After Stephen W. Griffin stepped down, Atlanta businessman K. Douglas Martin took over as president of Nest Entertainment. The company self-financed the original 1994 animated feature film, The Swan Princess, with New Line Cinema distributing (now distributed by Sony Pictures). Despite performing poorly at the box office, strong video sales helped save the company from potential debt. The next year, Nest partnered with Warner Music Group to form Warner-Nest Animation, a children's entertainment outlet.

On New Year's Day 2000, Rich Animation Studios was sold to Indian animation company Crest Animation Studios and Nest Entertainment was renamed to NestFamily around the same time.

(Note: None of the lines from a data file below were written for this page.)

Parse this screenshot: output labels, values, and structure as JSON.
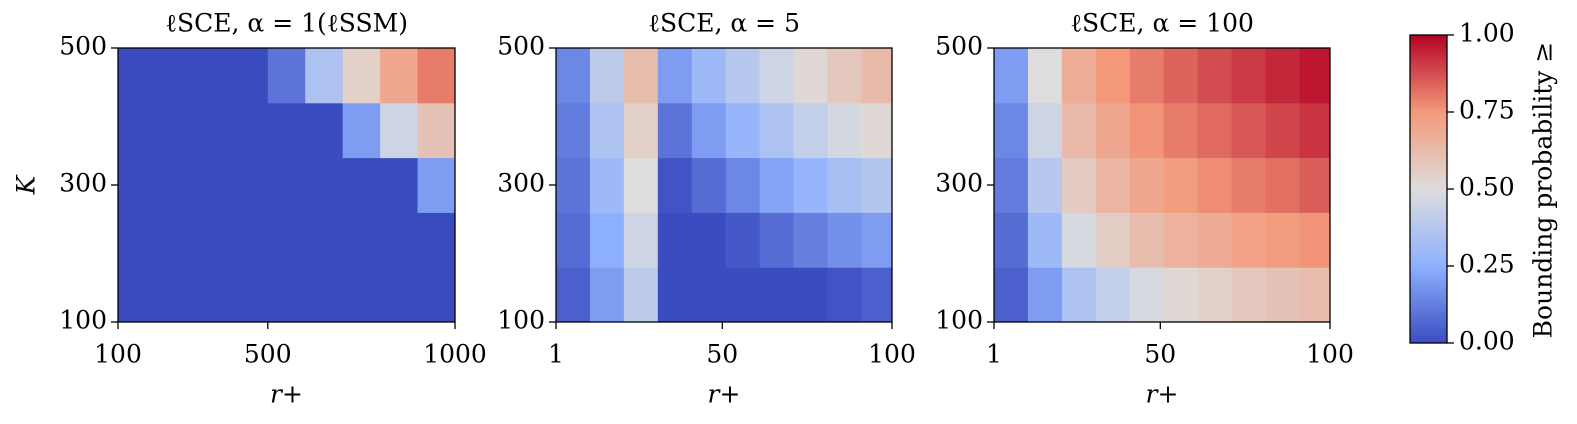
{
  "chart_data": {
    "type": "heatmap",
    "xlabel": "r+",
    "ylabel": "K",
    "colormap": [
      "#3b4cc0",
      "#8db0fe",
      "#dddddd",
      "#f49a7b",
      "#b40426"
    ],
    "panels": [
      {
        "title": "ℓSCE, α = 1(ℓSSM)",
        "xlim": [
          100,
          1000
        ],
        "ylim": [
          100,
          500
        ],
        "xticks": [
          100,
          500,
          1000
        ],
        "yticks": [
          100,
          300,
          500
        ],
        "x": [
          150,
          250,
          350,
          450,
          550,
          650,
          750,
          850,
          950
        ],
        "y": [
          140,
          220,
          300,
          380,
          460
        ],
        "z": [
          [
            0,
            0,
            0,
            0,
            0,
            0,
            0,
            0,
            0
          ],
          [
            0,
            0,
            0,
            0,
            0,
            0,
            0,
            0,
            0
          ],
          [
            0,
            0,
            0,
            0,
            0,
            0,
            0,
            0,
            0.2
          ],
          [
            0,
            0,
            0,
            0,
            0,
            0,
            0.2,
            0.45,
            0.6
          ],
          [
            0,
            0,
            0,
            0,
            0.1,
            0.35,
            0.55,
            0.7,
            0.8
          ]
        ]
      },
      {
        "title": "ℓSCE, α = 5",
        "xlim": [
          1,
          100
        ],
        "ylim": [
          100,
          500
        ],
        "xticks": [
          1,
          50,
          100
        ],
        "yticks": [
          100,
          300,
          500
        ],
        "x": [
          6,
          16,
          26,
          36,
          46,
          56,
          66,
          76,
          86,
          96
        ],
        "y": [
          140,
          220,
          300,
          380,
          460
        ],
        "z": [
          [
            0.05,
            0.2,
            0.4,
            0,
            0,
            0,
            0,
            0,
            0.02,
            0.05
          ],
          [
            0.08,
            0.25,
            0.45,
            0,
            0,
            0.03,
            0.08,
            0.13,
            0.17,
            0.2
          ],
          [
            0.1,
            0.3,
            0.5,
            0.02,
            0.08,
            0.15,
            0.22,
            0.28,
            0.33,
            0.37
          ],
          [
            0.12,
            0.35,
            0.55,
            0.1,
            0.2,
            0.28,
            0.35,
            0.42,
            0.47,
            0.52
          ],
          [
            0.15,
            0.4,
            0.62,
            0.2,
            0.3,
            0.38,
            0.45,
            0.52,
            0.58,
            0.63
          ]
        ]
      },
      {
        "title": "ℓSCE, α = 100",
        "xlim": [
          1,
          100
        ],
        "ylim": [
          100,
          500
        ],
        "xticks": [
          1,
          50,
          100
        ],
        "yticks": [
          100,
          300,
          500
        ],
        "x": [
          6,
          16,
          26,
          36,
          46,
          56,
          66,
          76,
          86,
          96
        ],
        "y": [
          140,
          220,
          300,
          380,
          460
        ],
        "z": [
          [
            0.05,
            0.2,
            0.35,
            0.42,
            0.48,
            0.52,
            0.55,
            0.58,
            0.6,
            0.62
          ],
          [
            0.08,
            0.3,
            0.48,
            0.56,
            0.62,
            0.66,
            0.69,
            0.72,
            0.74,
            0.76
          ],
          [
            0.12,
            0.38,
            0.57,
            0.65,
            0.7,
            0.74,
            0.77,
            0.8,
            0.82,
            0.85
          ],
          [
            0.15,
            0.45,
            0.63,
            0.7,
            0.76,
            0.8,
            0.83,
            0.86,
            0.89,
            0.92
          ],
          [
            0.2,
            0.5,
            0.68,
            0.75,
            0.8,
            0.84,
            0.88,
            0.91,
            0.94,
            0.97
          ]
        ]
      }
    ],
    "colorbar": {
      "label": "Bounding probability ≥",
      "lim": [
        0,
        1
      ],
      "ticks": [
        {
          "value": 0,
          "label": "0.00"
        },
        {
          "value": 0.25,
          "label": "0.25"
        },
        {
          "value": 0.5,
          "label": "0.50"
        },
        {
          "value": 0.75,
          "label": "0.75"
        },
        {
          "value": 1,
          "label": "1.00"
        }
      ]
    }
  }
}
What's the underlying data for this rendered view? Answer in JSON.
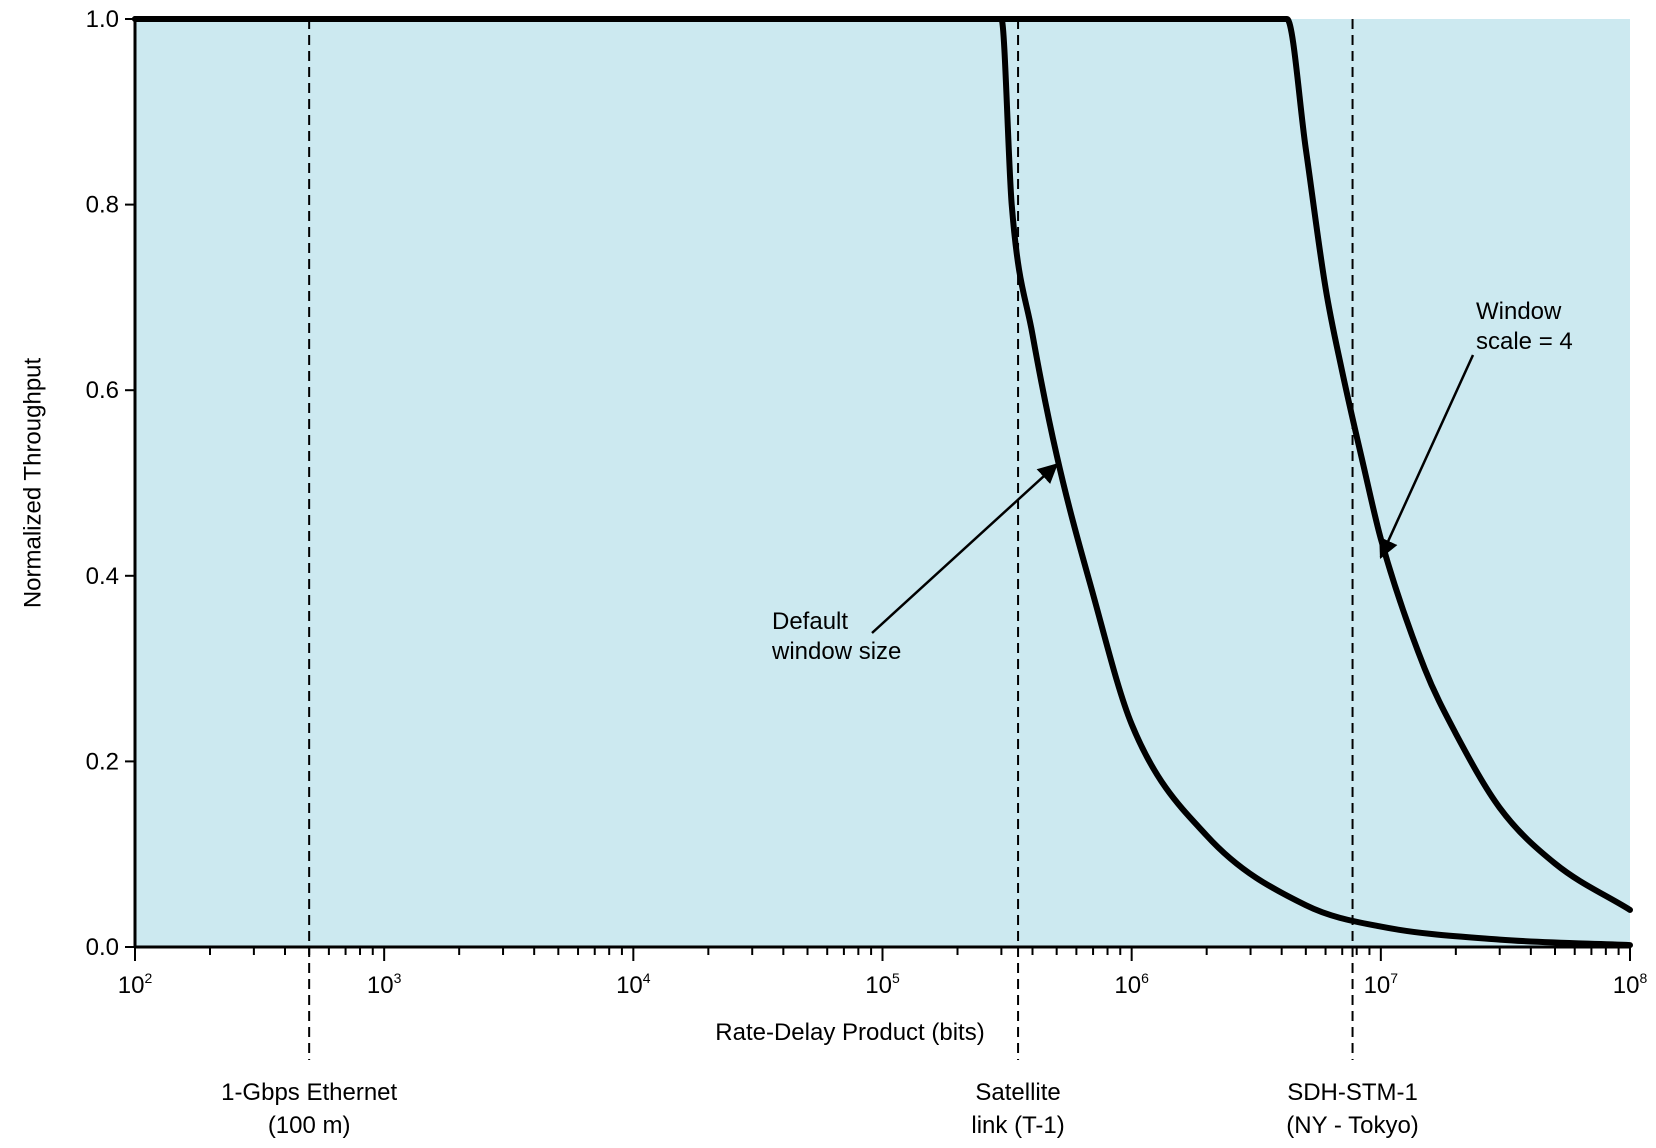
{
  "chart_data": {
    "type": "line",
    "x_scale": "log",
    "xlabel": "Rate-Delay Product (bits)",
    "ylabel": "Normalized Throughput",
    "xlim": [
      100,
      100000000
    ],
    "ylim": [
      0.0,
      1.0
    ],
    "x_ticks": [
      {
        "base": "10",
        "exp": "2",
        "value": 100
      },
      {
        "base": "10",
        "exp": "3",
        "value": 1000
      },
      {
        "base": "10",
        "exp": "4",
        "value": 10000
      },
      {
        "base": "10",
        "exp": "5",
        "value": 100000
      },
      {
        "base": "10",
        "exp": "6",
        "value": 1000000
      },
      {
        "base": "10",
        "exp": "7",
        "value": 10000000
      },
      {
        "base": "10",
        "exp": "8",
        "value": 100000000
      }
    ],
    "y_ticks": [
      {
        "label": "0.0",
        "value": 0.0
      },
      {
        "label": "0.2",
        "value": 0.2
      },
      {
        "label": "0.4",
        "value": 0.4
      },
      {
        "label": "0.6",
        "value": 0.6
      },
      {
        "label": "0.8",
        "value": 0.8
      },
      {
        "label": "1.0",
        "value": 1.0
      }
    ],
    "grid": false,
    "plot_background": "#cce9f0",
    "line_color": "#000000",
    "series": [
      {
        "x": [
          100,
          1000,
          10000,
          100000,
          300000,
          330000,
          400000,
          500000,
          700000,
          1000000,
          2000000,
          5000000,
          10000000,
          30000000,
          100000000
        ],
        "y": [
          1.0,
          1.0,
          1.0,
          1.0,
          1.0,
          0.8,
          0.66,
          0.53,
          0.38,
          0.24,
          0.12,
          0.045,
          0.022,
          0.008,
          0.002
        ]
      },
      {
        "x": [
          100,
          1000,
          10000,
          100000,
          1000000,
          4200000,
          5000000,
          6000000,
          7000000,
          8500000,
          10000000,
          15000000,
          20000000,
          30000000,
          50000000,
          100000000
        ],
        "y": [
          1.0,
          1.0,
          1.0,
          1.0,
          1.0,
          1.0,
          0.86,
          0.71,
          0.62,
          0.52,
          0.44,
          0.3,
          0.23,
          0.15,
          0.09,
          0.04
        ]
      }
    ],
    "reference_lines": [
      {
        "x": 500,
        "label_lines": [
          "1-Gbps Ethernet",
          "(100 m)"
        ]
      },
      {
        "x": 350000,
        "label_lines": [
          "Satellite",
          "link (T-1)"
        ]
      },
      {
        "x": 7700000,
        "label_lines": [
          "SDH-STM-1",
          "(NY - Tokyo)"
        ]
      }
    ],
    "annotations": [
      {
        "text_lines": [
          "Default",
          "window size"
        ],
        "target_x": 500000,
        "target_y": 0.52
      },
      {
        "text_lines": [
          "Window",
          "scale = 4"
        ],
        "target_x": 10000000,
        "target_y": 0.42
      }
    ]
  }
}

Currently, Nest Family Entertainment distributes short animated films for children's education, such as Animated Hero Classics. The intellectual property rights for The Swan Princess art, logo, and title have been transferred to Swan Princess Partners Utah LLC (DBA Swan Princess Partners). Swan Princess Partners is also owned by Jared F. Brown and Seldon O. Young, and is currently active in merchandizing The Swan Princess brand and creating more animated films with Sony Pictures and Streetlight Productions (Richard Rich's production studio).

== Productions ==
- Animated Stories from the New Testament (1987–2004)
- Animated Hero Classics (1991–2004)
- Animated Stories from the Bible (1992–1995)
- The Swan Princess (1994)
  - The Swan Princess: Escape from Castle Mountain (1997)
  - The Swan Princess III: The Mystery of the Enchanted Treasure (1998)
  - The Swan Princess: Christmas (2012)
  - The Swan Princess: A Royal Family Tale (2014)
  - The Swan Princess: Princess Tomorrow, Pirate Today (2016)
  - The Swan Princess: Royally Undercover (2017)
  - The Swan Princess: A Royal Myztery (2018)
  - The Swan Princess: Kingdom of Music (2019)
  - The Swan Princess: A Royal Wedding (2020)
  - The Swan Princess: A Fairytale is Born (2023)
  - The Swan Princess: Far Longer than Forever (2023)
- Yello Dyno's Tricky People (1998)
- The King and I (1999)
- The Scarecrow (2000)
- The Trumpet of the Swan (2001)
- K10C: Kids' Ten Commandments (2003)

==Reception==
The Animated Stories from the New Testament received praise from some Christian groups, but was also criticized due to Nest Entertainment's founders being members of The Church of Jesus Christ of Latter-day Saints. The Anti-Defamation League also expressed concern about the portrayal of Jewish people in some of the videos. Several of the videos were later revised to remove content found objectionable by evangelical critics of Mormonism.